The ODE should be solved at the same locations as the PDE. Therefore, I set the vector xOde (of length L) equal to meshPts. When I am running my code, the solver stops after T time steps because of not meeting the integration tolerances. The solution matrix of the PDE set (sol) has the size of TxLxN, but the solution matrix of the ODE (odeSol) is only of size Tx1xM but should be TxLxM.
Does anyone know the reason for that ?
I am running the following code:
clear all
set(0,'DefaultLegendAutoUpdate','off')
set(0, 'DefaultTextInterpreter', 'latex')
set(0, 'DefaultLegendInterpreter', 'latex')

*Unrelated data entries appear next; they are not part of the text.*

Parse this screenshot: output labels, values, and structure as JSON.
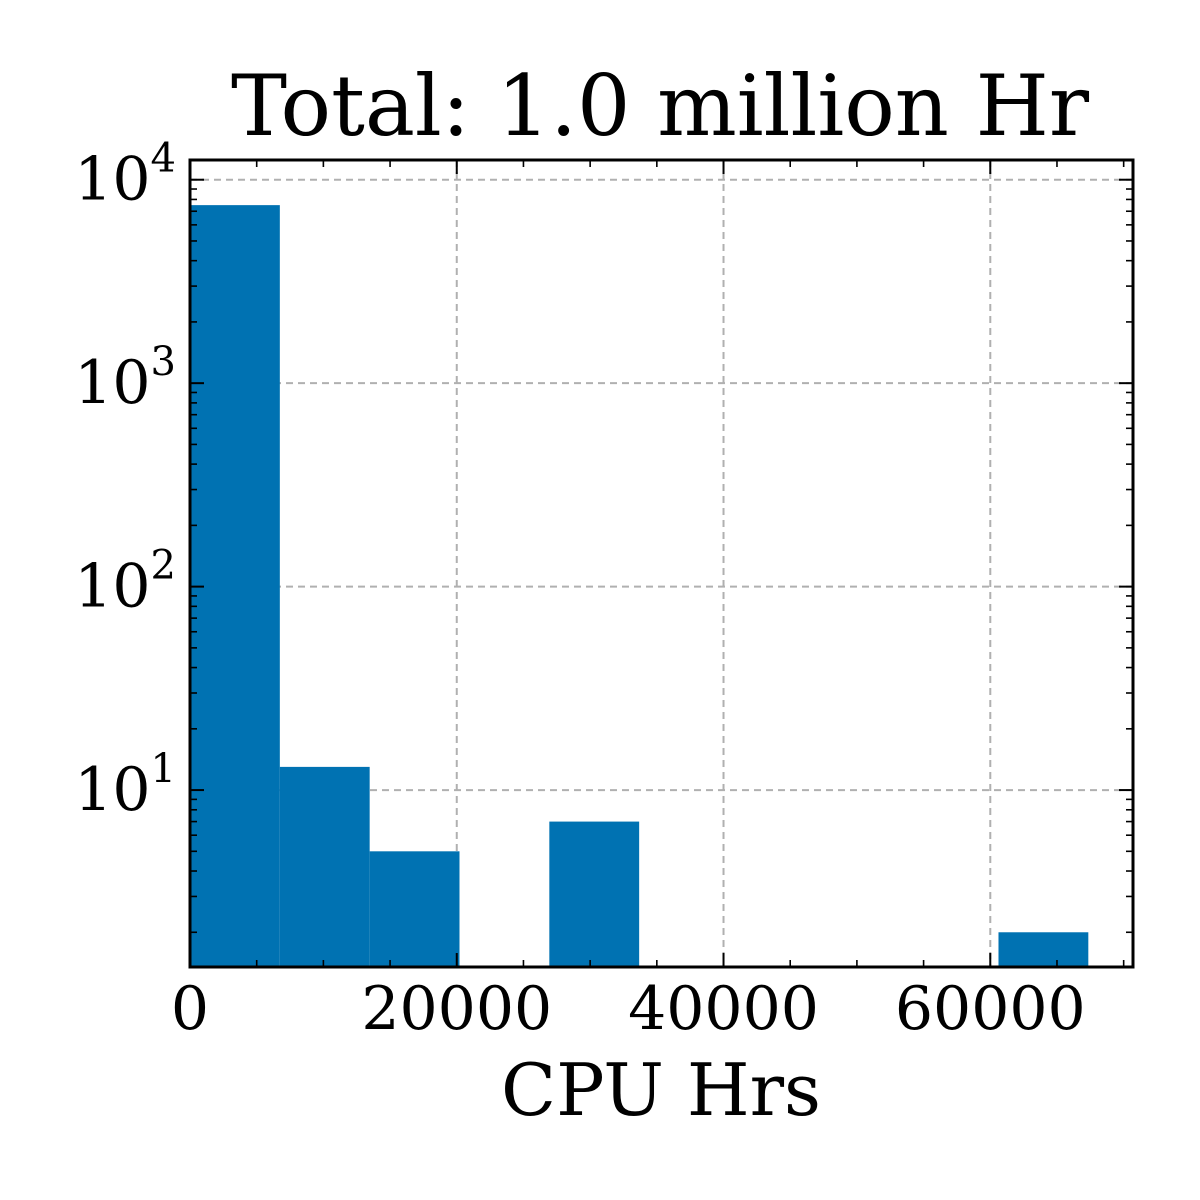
{
  "chart_data": {
    "type": "bar",
    "title": "Total: 1.0 million Hr",
    "xlabel": "CPU Hrs",
    "ylabel": "",
    "xlim": [
      0,
      70700
    ],
    "ylim": [
      1.35,
      12500
    ],
    "yscale": "log",
    "grid": true,
    "bin_edges": [
      0,
      6735,
      13470,
      20205,
      26940,
      33675,
      40410,
      47145,
      53880,
      60615,
      67350
    ],
    "values": [
      7500,
      13,
      5,
      0,
      7,
      0,
      0,
      0,
      0,
      2
    ],
    "bar_color": "#0072b2",
    "x_ticks": [
      0,
      20000,
      40000,
      60000
    ],
    "x_tick_labels": [
      "0",
      "20000",
      "40000",
      "60000"
    ],
    "y_ticks": [
      {
        "value": 10,
        "base": "10",
        "exp": "1"
      },
      {
        "value": 100,
        "base": "10",
        "exp": "2"
      },
      {
        "value": 1000,
        "base": "10",
        "exp": "3"
      },
      {
        "value": 10000,
        "base": "10",
        "exp": "4"
      }
    ]
  }
}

set(0, 'DefaultAxesTickLabelInterpreter', 'latex')
global freq
global exc
global par_A
global par_alpha
global par_B
global par_beta
global par_C
global par_lambda
global par_Kinf
global par_rhoInf
par_A = 5.547518377073091e-04;
par_alpha = -2.545221986206693e+03;
par_B = -96.874082239056780;
par_beta = -2.946796763623190e+02;
par_C = -18.908895618063692;
par_lambda = -4.128054318161039e+03;
par_Kinf = 4.483030705842021e-07;
par_rhoInf = 0.037897808274425;
%% Input Parameters
freq = 100;
exc = 'sinburst' % excitation signal: 'harmonic' or 'sinburst'
%% Define PDE system
Nx = 50
meshPts = linspace(0,10,Nx);
t = linspace(0,0.1,200);
delta_t = t(2)-t(1);
xOde = meshPts; % common node positions of PDE and ODE (all of them are coupled)
%% solve pde
m = 0;
[sol,odeSol] = pde1dm(m,@pde_F,@pde_IC,@pde_BC,meshPts,t,@ode_F, @ode_IC,xOde);
p = sol(:,:,1);
%% plot solution
%time evolution
figure
for k = 1:length(t)
plot(meshPts,p(k,:))
% hold on
% plot (x,q(k,:)/(2*pi*40))
% hold off
xlabel('Distance x')
ylabel('Time t')
ylim([-3 3])
title('p(t) along axis')
%pause(0.2)
end
% 3d plot of solution
figure
surf(meshPts,t,p)
xlabel('Distance x')
ylabel('Time t')
title('p(t)')
%% functions
function [c,f,s] = pde_F(x,t,u,dudx,v,vDot) % PDE to be solved
global par_A
global par_alpha
global par_B
global par_beta
global par_C
global par_Kinf
global par_rhoInf
c = [1; 1; 1; 1];
f = [0;
par_rhoInf/par_Kinf*dudx(1)+ 1/par_Kinf*par_B*dudx(3) + 1/par_Kinf*par_C*dudx(4);
0;
0];
s = [u(2);
-par_A/par_Kinf*v(1);
-par_alpha*u(3)-par_beta*u(4)+u(1);
-par_alpha*u(4)+par_beta*u(3)];
end
% ---------------------------------------------
function u0 = pde_IC(x) % Initial conditions of PDE
if x==0
u0=[0; 0; 0; 0];
else
u0 = [0; 0; 0; 0];
end
end
% ---------------------------------------------
function [pl,ql,pr,qr] = pde_BC(xl,ul,xr,ur,t,v,vDot) % BCs
global freq
global exc
pl = [ul(1)-(1+cos(2*pi()*freq*t+pi));...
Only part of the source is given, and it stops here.